I am not seeing the rationality in Klein's analysis.
"If you told me I had a 35 percent chance of winning a million dollars tomorrow, I’d be excited." The difference is that presumably he [the speaker] could have a near infinite number of things happen to him. So picking one and giving it much greater odds than one could reasonably expect (given most contests that grant that kind of monetary rewards) does siginify a pretty unusual situation which he should be thrilled about.
However, for all intents and purposes, the winner of the election is a binary choice. (Let's say we have 999 of a 1000 units of probability to distribute between two candidates). I think it is a given that both candidates at the level of the general election are pretty excited to be there, given that they have radically greater odds than the rest of the eligible population.
But all that should be taken for granted by any adult with any familiarity with the system. Thus, a model that predicts one candidate over the other at 60/40, let alone 75/25, odds/confidence level is not any kind of good, exciting news for the other guy [Romney in Silver's model]. Of course Silver isn't ruling out the possibility. And the stakes are high, certainly greater than a million dollars. But nonetheless, 35% to win a million dollars when you didn't know the possibility existed is different than 35% to win the presidency when you are one of only two candidates.
Edit: Just thought of a better way to phrase the above--Whether news of 35% odds is good & exciting or bad & dispiriting depends on one's priors.
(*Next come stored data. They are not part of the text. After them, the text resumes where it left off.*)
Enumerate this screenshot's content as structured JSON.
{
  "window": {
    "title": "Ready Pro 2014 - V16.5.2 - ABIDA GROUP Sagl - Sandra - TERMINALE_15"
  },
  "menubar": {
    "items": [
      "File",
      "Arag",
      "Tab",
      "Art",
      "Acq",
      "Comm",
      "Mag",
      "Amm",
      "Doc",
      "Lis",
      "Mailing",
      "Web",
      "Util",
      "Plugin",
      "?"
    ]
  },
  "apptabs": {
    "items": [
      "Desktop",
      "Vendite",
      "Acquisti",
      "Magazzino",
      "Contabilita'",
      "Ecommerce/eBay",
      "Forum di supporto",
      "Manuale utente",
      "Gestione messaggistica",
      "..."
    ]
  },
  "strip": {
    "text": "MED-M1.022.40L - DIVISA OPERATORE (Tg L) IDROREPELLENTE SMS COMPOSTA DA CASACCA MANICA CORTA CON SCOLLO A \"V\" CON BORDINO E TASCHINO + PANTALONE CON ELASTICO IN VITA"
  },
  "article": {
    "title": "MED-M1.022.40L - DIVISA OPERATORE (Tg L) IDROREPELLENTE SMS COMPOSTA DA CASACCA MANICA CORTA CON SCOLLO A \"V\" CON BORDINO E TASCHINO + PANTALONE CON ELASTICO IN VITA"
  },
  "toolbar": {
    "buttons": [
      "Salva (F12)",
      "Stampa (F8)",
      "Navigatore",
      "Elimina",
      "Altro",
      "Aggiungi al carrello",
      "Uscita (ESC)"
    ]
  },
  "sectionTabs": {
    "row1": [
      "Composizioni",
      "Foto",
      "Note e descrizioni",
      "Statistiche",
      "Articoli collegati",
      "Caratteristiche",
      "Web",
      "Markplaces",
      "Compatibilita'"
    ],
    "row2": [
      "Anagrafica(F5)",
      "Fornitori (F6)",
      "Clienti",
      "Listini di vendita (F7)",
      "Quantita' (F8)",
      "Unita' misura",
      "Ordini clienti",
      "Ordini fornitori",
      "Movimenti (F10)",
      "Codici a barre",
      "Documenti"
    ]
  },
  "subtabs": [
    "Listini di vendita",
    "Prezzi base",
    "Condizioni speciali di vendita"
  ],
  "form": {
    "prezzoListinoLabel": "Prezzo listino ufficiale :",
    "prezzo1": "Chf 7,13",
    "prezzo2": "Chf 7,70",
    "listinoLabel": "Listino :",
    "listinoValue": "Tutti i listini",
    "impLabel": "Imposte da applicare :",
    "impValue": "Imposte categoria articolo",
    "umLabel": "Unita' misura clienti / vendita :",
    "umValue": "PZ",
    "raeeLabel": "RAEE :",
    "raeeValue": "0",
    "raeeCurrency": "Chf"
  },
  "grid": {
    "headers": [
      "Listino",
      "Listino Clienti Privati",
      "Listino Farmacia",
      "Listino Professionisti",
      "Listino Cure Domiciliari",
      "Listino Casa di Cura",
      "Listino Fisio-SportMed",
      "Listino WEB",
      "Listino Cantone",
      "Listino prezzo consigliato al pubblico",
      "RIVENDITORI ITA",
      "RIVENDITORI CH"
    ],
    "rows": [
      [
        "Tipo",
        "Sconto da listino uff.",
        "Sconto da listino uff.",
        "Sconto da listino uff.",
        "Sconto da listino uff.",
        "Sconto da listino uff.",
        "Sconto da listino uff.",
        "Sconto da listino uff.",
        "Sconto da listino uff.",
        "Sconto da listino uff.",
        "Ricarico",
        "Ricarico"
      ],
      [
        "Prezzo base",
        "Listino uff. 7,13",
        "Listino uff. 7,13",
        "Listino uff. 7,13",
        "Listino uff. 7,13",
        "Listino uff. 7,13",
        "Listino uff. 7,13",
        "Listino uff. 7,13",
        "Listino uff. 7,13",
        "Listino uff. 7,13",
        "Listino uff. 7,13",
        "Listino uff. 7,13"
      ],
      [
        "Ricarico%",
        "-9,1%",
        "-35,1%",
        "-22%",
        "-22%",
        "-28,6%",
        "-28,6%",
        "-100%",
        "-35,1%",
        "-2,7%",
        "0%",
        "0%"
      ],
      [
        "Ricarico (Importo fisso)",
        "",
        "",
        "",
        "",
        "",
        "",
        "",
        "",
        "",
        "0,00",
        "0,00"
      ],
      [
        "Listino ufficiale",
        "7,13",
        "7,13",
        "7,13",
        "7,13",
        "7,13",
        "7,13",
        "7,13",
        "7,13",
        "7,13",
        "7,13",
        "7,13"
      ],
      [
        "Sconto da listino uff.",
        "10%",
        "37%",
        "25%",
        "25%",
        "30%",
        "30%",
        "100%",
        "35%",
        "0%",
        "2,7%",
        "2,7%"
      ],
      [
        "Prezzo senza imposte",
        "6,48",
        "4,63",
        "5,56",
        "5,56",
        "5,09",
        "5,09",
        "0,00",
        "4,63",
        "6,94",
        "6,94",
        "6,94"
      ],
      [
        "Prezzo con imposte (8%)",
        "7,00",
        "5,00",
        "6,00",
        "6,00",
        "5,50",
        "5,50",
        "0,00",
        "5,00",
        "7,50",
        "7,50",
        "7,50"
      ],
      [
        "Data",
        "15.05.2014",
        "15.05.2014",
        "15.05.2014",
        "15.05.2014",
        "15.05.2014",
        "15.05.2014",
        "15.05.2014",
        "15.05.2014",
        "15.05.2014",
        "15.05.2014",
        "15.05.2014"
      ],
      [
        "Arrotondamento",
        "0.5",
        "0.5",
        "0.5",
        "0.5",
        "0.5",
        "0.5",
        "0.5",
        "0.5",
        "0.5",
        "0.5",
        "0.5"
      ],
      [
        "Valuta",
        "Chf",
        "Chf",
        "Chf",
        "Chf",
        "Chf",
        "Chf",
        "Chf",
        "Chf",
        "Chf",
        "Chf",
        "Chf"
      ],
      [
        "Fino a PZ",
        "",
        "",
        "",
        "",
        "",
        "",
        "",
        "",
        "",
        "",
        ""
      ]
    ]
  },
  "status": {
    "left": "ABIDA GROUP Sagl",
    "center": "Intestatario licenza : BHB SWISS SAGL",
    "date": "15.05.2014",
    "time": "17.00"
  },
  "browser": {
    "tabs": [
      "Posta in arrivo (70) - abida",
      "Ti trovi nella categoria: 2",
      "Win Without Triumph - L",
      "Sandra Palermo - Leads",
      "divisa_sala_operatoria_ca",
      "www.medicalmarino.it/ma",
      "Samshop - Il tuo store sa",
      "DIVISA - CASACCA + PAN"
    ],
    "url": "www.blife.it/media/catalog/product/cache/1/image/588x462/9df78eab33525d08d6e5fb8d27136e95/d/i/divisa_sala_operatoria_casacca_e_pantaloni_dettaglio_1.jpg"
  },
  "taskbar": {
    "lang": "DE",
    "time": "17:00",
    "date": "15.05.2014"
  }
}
I would assume the challenger in a pretty divided country would have had 40-45% odds to begin with and wouldn't be excited to update downwards.
It's not a question of whether it's "good news", but whether it's a plausible chance of occurring (or rather, whether it's a "big-enough-feeling" probability).
From Ezra Klein:
Okay, technically, winning the money would be very weak Bayesian evidence that the initial probability estimate was wrong. Still a very good quote.